Waffles belgas

Infelizmente, alguma indústria domina o mercado de waffles na Bélgica, fornecendo bolotas de massa industrial em bandejas de plástico branco que podem ser vistas nas cozinhas dos quiosques de todo o país. Em geral, os waffles ainda são pré-grelhados deusas sabem lá quando, sendo apenas requentados por alguns segundos antes de serem servidos desmaiados e insossos. Em tese, existe diferença entre o waffle bruxelense e o liégeois, o primeiro seria mais leve e aerado, o segundo mais brioche e pontilhado por “pérolas” de açúcar. Mas as fronteiras já nebulosas entre os dois são engolidas pela padronização industrial, que reduz a diferença aos formatos quadrado e redondo. Fora da Bélgica, alguns chamam o waffle bruxelense de waffle belga. O que me soa irônico, porque o liégeois é o mais comum na Bélgica, inclusive em Bruxelas.
Enfim, destaco três bons exemplares:

Sweet & Smoky
No estacionamento de uma loja de móveis em Sint-Genesius-Rode, entre Bruxelas e Waterloo, há um carrinho que vende shawarmas, empanadas e waffles. Contra todas as probabilidades, o waffle é delicioso. Apesar de ser a massa industrial padrão, ele é grelhado do zero na hora, o que demora um pouco, mas faz toda diferença no sabor e na textura interior, finalmente viva, úmida e puxenta. Como fica mais tempo na grelha, o açúcar polvilhado por fora carameliza em um ponto mais escuro, dando aroma, crocância, dulçor e calor.

Marché Jourdan
A massa crua está em baldes brancos na barraca de waffles da feira dominical na praça Jourdan em Bruxelas, então sabemos que é caseira, não industrial. Completamente diferente do waffle que encontramos em 99% dos quiosques da Bélgica, é quebradiço e farelento, embora não seja seco. Branquelo, o sabor é neutro, de biscoito maria. Acredito que usam fermento químico, não biológico, sendo portanto mais um waffle holandês grosso que um liégeois não-fermentado.

Désiré de Lille
Essa confeitaria antuerpiense fundada em 1903 serve verdadeiros waffles bruxelenses. A fermentação deve ser longa, o resultado é extremamente leve, uma caixa oca que aproveita a extensa área de superfície da grelha para gerar reação de maillard e, portanto, sabor. Os aromas puxam mais ao salgado que ao doce, a doçura vem apenas do açúcar de confeiteiro. Para mim, parece ser feito de mandioca por conta do sabor de biscoito de polvilho e da textura, mais crisp que crunch, de um pão de queijo de polvilho azedo.
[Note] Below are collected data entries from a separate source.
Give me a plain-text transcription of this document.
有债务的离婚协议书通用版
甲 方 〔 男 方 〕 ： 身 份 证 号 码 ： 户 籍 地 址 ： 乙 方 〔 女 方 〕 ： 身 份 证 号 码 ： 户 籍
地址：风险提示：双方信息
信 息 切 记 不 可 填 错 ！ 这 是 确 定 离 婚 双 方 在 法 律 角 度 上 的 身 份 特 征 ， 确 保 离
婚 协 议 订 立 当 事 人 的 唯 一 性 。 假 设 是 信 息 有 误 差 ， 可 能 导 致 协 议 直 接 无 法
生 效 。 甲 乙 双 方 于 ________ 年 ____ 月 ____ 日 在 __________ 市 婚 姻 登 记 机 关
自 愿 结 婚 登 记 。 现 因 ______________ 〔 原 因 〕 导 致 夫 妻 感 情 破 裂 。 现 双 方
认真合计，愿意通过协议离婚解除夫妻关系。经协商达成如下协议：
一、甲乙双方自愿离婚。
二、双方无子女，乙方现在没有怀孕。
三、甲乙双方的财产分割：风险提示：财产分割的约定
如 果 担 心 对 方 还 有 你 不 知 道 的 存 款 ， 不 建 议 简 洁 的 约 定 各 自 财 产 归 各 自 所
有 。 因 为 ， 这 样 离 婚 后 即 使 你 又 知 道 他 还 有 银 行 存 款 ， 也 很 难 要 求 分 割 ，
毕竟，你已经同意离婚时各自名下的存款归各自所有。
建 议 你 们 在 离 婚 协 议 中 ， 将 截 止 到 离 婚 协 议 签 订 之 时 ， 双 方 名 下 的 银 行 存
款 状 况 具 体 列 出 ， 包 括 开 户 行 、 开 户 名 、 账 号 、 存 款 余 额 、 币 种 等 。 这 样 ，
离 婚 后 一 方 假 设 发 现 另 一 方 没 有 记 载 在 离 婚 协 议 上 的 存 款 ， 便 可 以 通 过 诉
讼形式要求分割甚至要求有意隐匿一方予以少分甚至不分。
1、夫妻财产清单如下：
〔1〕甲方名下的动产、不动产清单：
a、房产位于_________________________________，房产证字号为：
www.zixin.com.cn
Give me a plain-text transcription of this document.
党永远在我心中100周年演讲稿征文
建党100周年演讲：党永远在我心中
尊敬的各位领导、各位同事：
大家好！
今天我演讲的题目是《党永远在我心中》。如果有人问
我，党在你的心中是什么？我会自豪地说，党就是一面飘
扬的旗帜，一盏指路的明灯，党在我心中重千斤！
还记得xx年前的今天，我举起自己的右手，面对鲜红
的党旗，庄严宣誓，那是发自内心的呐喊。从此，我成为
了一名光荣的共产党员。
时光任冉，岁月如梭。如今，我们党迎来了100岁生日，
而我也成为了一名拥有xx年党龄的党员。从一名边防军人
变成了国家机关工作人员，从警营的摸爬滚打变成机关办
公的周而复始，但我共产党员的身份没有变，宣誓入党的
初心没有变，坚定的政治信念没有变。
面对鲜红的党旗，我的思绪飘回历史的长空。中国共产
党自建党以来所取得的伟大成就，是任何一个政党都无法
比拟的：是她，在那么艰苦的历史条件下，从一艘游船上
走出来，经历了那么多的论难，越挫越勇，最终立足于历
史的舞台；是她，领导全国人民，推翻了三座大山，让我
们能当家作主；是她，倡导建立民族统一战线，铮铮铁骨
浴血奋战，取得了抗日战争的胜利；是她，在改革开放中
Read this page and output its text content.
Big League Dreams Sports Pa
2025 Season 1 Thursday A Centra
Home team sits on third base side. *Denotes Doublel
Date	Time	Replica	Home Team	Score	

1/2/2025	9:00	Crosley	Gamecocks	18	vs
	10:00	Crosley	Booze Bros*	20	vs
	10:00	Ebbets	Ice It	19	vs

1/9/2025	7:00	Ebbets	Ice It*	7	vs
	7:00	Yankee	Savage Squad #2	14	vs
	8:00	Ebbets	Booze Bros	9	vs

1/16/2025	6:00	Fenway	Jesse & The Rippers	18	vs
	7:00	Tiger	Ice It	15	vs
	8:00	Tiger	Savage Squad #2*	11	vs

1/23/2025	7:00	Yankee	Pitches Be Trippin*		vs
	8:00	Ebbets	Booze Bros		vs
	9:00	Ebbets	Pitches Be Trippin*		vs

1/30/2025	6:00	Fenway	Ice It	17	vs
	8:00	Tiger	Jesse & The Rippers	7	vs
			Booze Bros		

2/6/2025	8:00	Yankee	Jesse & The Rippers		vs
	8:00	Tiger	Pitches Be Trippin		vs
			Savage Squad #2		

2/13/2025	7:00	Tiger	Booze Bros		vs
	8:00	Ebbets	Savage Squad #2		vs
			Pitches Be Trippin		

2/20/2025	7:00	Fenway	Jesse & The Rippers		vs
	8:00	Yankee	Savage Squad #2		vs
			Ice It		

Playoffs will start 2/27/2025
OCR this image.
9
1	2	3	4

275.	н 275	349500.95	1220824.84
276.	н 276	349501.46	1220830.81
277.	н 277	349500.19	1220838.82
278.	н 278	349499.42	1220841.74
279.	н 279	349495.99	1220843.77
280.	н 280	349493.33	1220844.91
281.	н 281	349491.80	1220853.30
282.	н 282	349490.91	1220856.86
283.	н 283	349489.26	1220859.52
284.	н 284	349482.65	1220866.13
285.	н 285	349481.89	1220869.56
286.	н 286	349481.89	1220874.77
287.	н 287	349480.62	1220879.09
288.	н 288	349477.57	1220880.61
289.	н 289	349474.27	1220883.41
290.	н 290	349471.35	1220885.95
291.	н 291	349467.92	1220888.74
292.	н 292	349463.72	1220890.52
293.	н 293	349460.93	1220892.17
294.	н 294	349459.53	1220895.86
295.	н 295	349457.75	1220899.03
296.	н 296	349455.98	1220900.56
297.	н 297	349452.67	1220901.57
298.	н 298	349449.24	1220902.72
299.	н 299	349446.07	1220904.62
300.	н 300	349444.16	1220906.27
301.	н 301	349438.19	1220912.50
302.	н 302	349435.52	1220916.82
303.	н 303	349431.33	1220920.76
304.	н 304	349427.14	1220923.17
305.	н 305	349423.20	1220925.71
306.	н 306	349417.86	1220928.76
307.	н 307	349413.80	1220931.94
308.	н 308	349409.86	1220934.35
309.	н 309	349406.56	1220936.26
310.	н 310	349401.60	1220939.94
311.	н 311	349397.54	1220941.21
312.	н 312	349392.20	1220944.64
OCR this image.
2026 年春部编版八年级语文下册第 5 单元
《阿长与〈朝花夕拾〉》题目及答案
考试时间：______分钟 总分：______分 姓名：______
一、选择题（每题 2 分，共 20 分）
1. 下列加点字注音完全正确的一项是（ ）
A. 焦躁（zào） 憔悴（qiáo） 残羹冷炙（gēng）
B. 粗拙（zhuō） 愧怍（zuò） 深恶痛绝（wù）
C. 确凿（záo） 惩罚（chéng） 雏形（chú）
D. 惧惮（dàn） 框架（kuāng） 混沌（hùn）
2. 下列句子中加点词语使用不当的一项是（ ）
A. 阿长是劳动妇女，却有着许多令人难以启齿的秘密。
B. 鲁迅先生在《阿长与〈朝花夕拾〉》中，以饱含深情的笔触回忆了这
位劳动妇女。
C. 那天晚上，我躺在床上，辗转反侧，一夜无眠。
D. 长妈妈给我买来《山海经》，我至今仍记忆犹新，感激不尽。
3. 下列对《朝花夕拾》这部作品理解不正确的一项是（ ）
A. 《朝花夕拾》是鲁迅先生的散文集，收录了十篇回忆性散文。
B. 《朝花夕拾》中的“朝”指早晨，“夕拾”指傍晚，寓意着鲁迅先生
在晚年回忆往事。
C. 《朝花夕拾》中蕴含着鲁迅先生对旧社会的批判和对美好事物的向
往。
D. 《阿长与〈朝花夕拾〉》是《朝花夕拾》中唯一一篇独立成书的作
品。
*Obs. Queria fugir de waffle, mas usar gaufre ou Wafel seria fugir de um estrangeirismo para cair em outro. Poderia recorrer ao gofre do português europeu, mas não deixaria de ser colonialismo. Talvez o jeito fosse aportuguesar para uáfols ou chutar o balde num uêifol, seguindo a pronúncia popular, mas isso anda meio méquizice. Fiquei com waffle mesmo, que é a dicionarizada no Brasil de qualquer forma. Também tive dúvida quanto a serem grelhados ou assados. Considerei o primeiro mais apropriado, pois recebem calor de grelhas metálicas, não de ar quente. Acrescento que apesar de compartilharem o nome e o cozimento em grelhas com padrões geométricos, os waffles belgas são pães fermentados por leveduras, os holandeses são biscoitos e os estadunidenses são panquecas de levedação química.